I have been using FogBugz version 7 lately at work, and it has a feature that allows developers to estimate how long it will take them to finish a case. The developer can then use the software to say, "I am working on this case". Then the clock will count down until it reaches zero, based on the developer's working schedule (including days off), the hours that they say they are in the office, and the percentage of their time that they estimate they are working on cases.

But as a developer, I know that I can easily get sidetracked by more important cases. I also know that I spend a good deal of time working on the cases using tools other than the IDE - such as testing in MbUnit, looking for error message explanations online, or giving status to people who ask me why I have not finished working on a bug yet. And I've also been in places where I spent half the typical day - or more - in meetings or in a lab doing my work on a remote machine somewhere else. When I'm at my desk, I could be using my computer to map out ideas for the work I'm doing, or just pen and paper.

So there are a lot of variables to consider when you ask the question, "Is the guy who sits over there really doing his work?" You would really need to look at more running applications than just Visual Studio 2008 (devenv.exe). You would probably need to look at activity for processes associated with a developer's test framework, text documents, remote desktop connections to other machines, and even Firefox. (Firefox would be a huge judgment call as to whether somebody is actually working!)

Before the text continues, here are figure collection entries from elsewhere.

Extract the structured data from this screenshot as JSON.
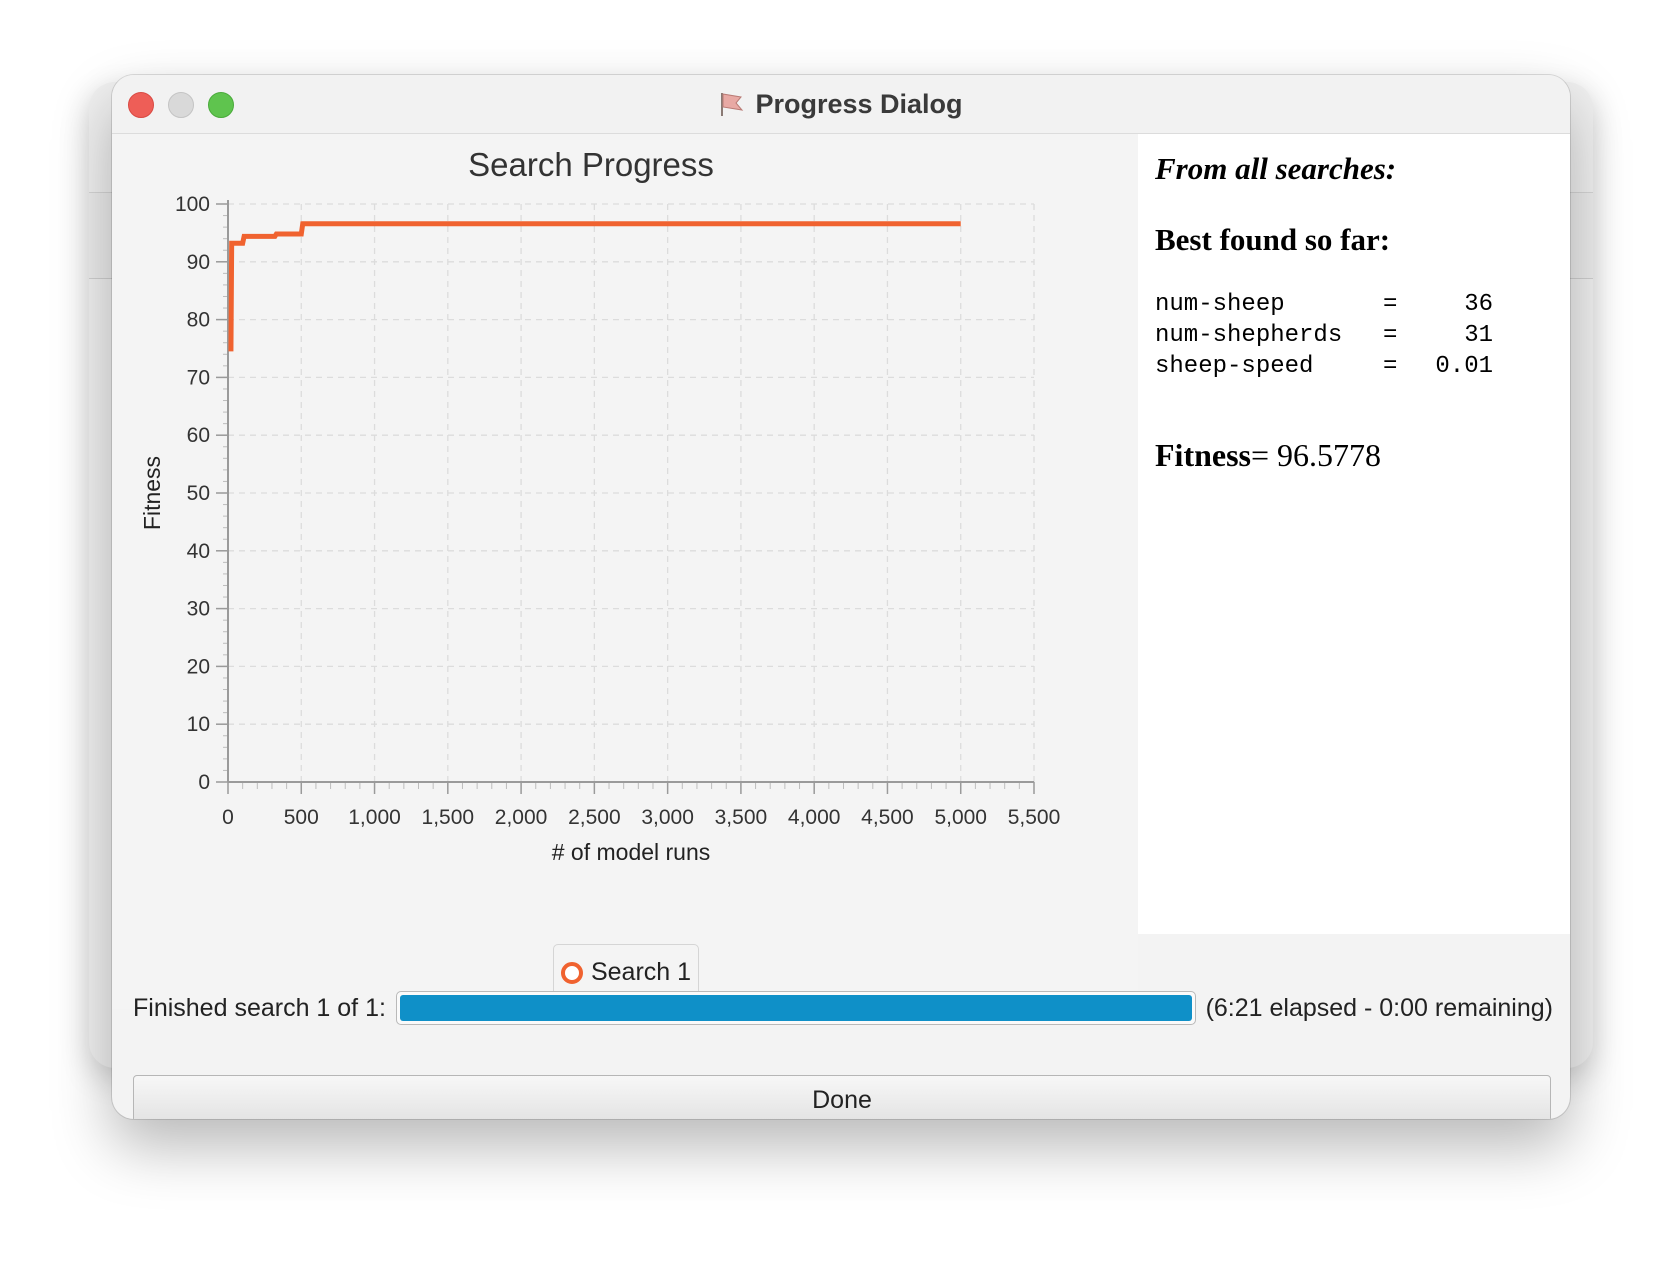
{
  "window": {
    "title": "Progress Dialog",
    "app_icon": "flag-icon"
  },
  "chart_data": {
    "type": "line",
    "title": "Search Progress",
    "xlabel": "# of model runs",
    "ylabel": "Fitness",
    "xlim": [
      0,
      5500
    ],
    "ylim": [
      0,
      100
    ],
    "x_ticks": [
      0,
      500,
      1000,
      1500,
      2000,
      2500,
      3000,
      3500,
      4000,
      4500,
      5000,
      5500
    ],
    "x_tick_labels": [
      "0",
      "500",
      "1,000",
      "1,500",
      "2,000",
      "2,500",
      "3,000",
      "3,500",
      "4,000",
      "4,500",
      "5,000",
      "5,500"
    ],
    "y_ticks": [
      0,
      10,
      20,
      30,
      40,
      50,
      60,
      70,
      80,
      90,
      100
    ],
    "y_tick_labels": [
      "0",
      "10",
      "20",
      "30",
      "40",
      "50",
      "60",
      "70",
      "80",
      "90",
      "100"
    ],
    "grid": true,
    "legend_position": "bottom",
    "series": [
      {
        "name": "Search 1",
        "color": "#f0622f",
        "x": [
          20,
          25,
          30,
          100,
          110,
          320,
          330,
          500,
          510,
          5000
        ],
        "y": [
          74.5,
          93.2,
          93.2,
          93.2,
          94.4,
          94.4,
          94.8,
          94.8,
          96.58,
          96.58
        ]
      }
    ]
  },
  "results": {
    "heading": "From all searches:",
    "best_label": "Best found so far:",
    "params": [
      {
        "name": "num-sheep",
        "eq": "=",
        "value": "36"
      },
      {
        "name": "num-shepherds",
        "eq": "=",
        "value": "31"
      },
      {
        "name": "sheep-speed",
        "eq": "=",
        "value": "0.01"
      }
    ],
    "fitness_label": "Fitness",
    "fitness_value": "= 96.5778"
  },
  "status": {
    "label": "Finished search 1 of 1:",
    "progress": 1.0,
    "progress_color": "#0f90c8",
    "elapsed_text": "(6:21 elapsed - 0:00 remaining)"
  },
  "done_button": {
    "label": "Done"
  }
}
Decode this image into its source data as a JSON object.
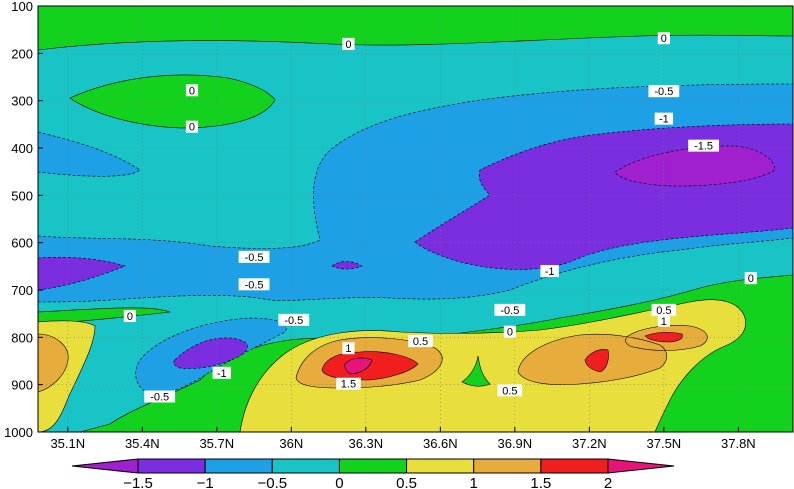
{
  "chart_data": {
    "type": "contour",
    "title": "",
    "xlabel": "",
    "ylabel": "",
    "x_ticks": [
      "35.1N",
      "35.4N",
      "35.7N",
      "36N",
      "36.3N",
      "36.6N",
      "36.9N",
      "37.2N",
      "37.5N",
      "37.8N"
    ],
    "x_range": [
      34.98,
      38.02
    ],
    "y_ticks": [
      100,
      200,
      300,
      400,
      500,
      600,
      700,
      800,
      900,
      1000
    ],
    "y_range": [
      100,
      1000
    ],
    "y_inverted": true,
    "grid": true,
    "levels": [
      -1.5,
      -1,
      -0.5,
      0,
      0.5,
      1,
      1.5,
      2
    ],
    "colorbar": {
      "labels": [
        "-1.5",
        "-1",
        "-0.5",
        "0",
        "0.5",
        "1",
        "1.5",
        "2"
      ],
      "colors": [
        "#a020d0",
        "#7a2ee0",
        "#1ea0e6",
        "#19c4c6",
        "#12d21e",
        "#e8de3c",
        "#e6ac3c",
        "#f01e1e",
        "#e6147a"
      ],
      "placement": "bottom"
    },
    "contour_labels": [
      {
        "text": "0",
        "x": 36.23,
        "y": 180
      },
      {
        "text": "0",
        "x": 37.5,
        "y": 168
      },
      {
        "text": "0",
        "x": 35.6,
        "y": 278
      },
      {
        "text": "0",
        "x": 35.6,
        "y": 355
      },
      {
        "text": "-0.5",
        "x": 37.5,
        "y": 280
      },
      {
        "text": "-1",
        "x": 37.5,
        "y": 338
      },
      {
        "text": "-1.5",
        "x": 37.66,
        "y": 395
      },
      {
        "text": "-0.5",
        "x": 35.85,
        "y": 630
      },
      {
        "text": "-0.5",
        "x": 35.85,
        "y": 688
      },
      {
        "text": "-1",
        "x": 37.04,
        "y": 660
      },
      {
        "text": "0",
        "x": 37.85,
        "y": 675
      },
      {
        "text": "-0.5",
        "x": 36.01,
        "y": 763
      },
      {
        "text": "0",
        "x": 35.35,
        "y": 755
      },
      {
        "text": "-0.5",
        "x": 36.88,
        "y": 742
      },
      {
        "text": "0",
        "x": 36.88,
        "y": 788
      },
      {
        "text": "0.5",
        "x": 37.5,
        "y": 742
      },
      {
        "text": "1",
        "x": 37.5,
        "y": 765
      },
      {
        "text": "0.5",
        "x": 36.52,
        "y": 808
      },
      {
        "text": "1",
        "x": 36.23,
        "y": 823
      },
      {
        "text": "-1",
        "x": 35.72,
        "y": 875
      },
      {
        "text": "1.5",
        "x": 36.23,
        "y": 898
      },
      {
        "text": "-0.5",
        "x": 35.47,
        "y": 925
      },
      {
        "text": "0.5",
        "x": 36.88,
        "y": 912
      }
    ]
  }
}
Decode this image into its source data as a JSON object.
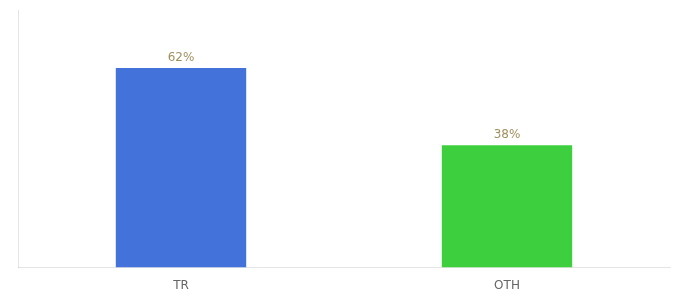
{
  "chart_data": {
    "type": "bar",
    "categories": [
      "TR",
      "OTH"
    ],
    "values": [
      62,
      38
    ],
    "value_labels": [
      "62%",
      "38%"
    ],
    "colors": [
      "#4472db",
      "#3ecf3e"
    ],
    "ylim": [
      0,
      80
    ],
    "grid": false,
    "data_labels": true,
    "tick_labels": "x"
  }
}
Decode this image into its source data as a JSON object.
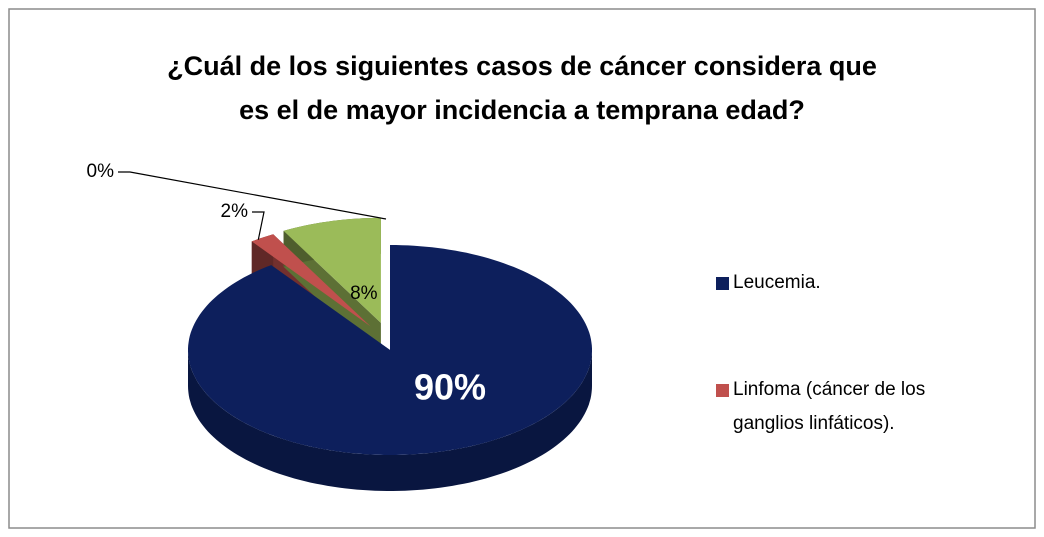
{
  "chart_data": {
    "type": "pie",
    "title": "¿Cuál de los siguientes casos de cáncer considera que es el de mayor incidencia a temprana edad?",
    "categories": [
      "Leucemia.",
      "Linfoma (cáncer de los ganglios linfáticos).",
      null,
      null
    ],
    "values": [
      90,
      2,
      8,
      0
    ],
    "value_labels": [
      "90%",
      "2%",
      "8%",
      "0%"
    ],
    "colors": [
      "#0d1f5c",
      "#c0504d",
      "#9bbb59",
      "#8064a2"
    ]
  }
}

As part of your research for the project, I would also suggest researching some of the other time collection systems that are in use throughout your company's industry and comparing their features.

David
A: 

We track all our time by project daily. It takes me less than five minutes a day to fill out what I was working on. This is not something that can be automated or even should be automated as it will never be anywhere close to accurate. Files aren't always associated with just one project and it would cost me more time to tell an application which files belong to which project that the five minutes it takes to fill our my timesheet. No one spends the entire day typing - there are meetings and phone calls and thinking (you know where you figure out what you want to type!), none of that will be captured in your automated system. What you are porposing will not be more accurate, it will be less accurate than requiring people fill in time sheets daily.

HLGEM
The idea will be that any in-activity within the IDE will be monitored and asked what the time was spent doing. This is where Meetings and non-IDE activities are accounted for, such as thinking.There is also the possibility to watch all Programs within the system and not just the IDE.I think the system will provide pretty half decent accuracy. How can you tell how long you worked on a file for? How much of that time was spent debugging that file? Problem areas within that file?These are all things that would be nice to know and once studied, maybe lessons can be learned. No chars left :)
MiG
A: 

While time entries are important, figuring out how to organize it is where trouble comes into the picture. How well would non-technical staff understand the various phases of development in order to understand the data? I'll agree with the other responses that the IDE tracking is a terrible idea, especially if part of what is being done involves changing a database through a web browser which is what I have in my current big CMS project where we may have to change templates or create content to test out if the functionality works.

This also heavily ignores the gaming the system idea that can happen. What if I leave my IDE open in debug because I'm wanting to scan memory or do something else that requires the window be open to actually look at something but I could also have left my desk unless you are somehow tracking where I'm looking and sitting.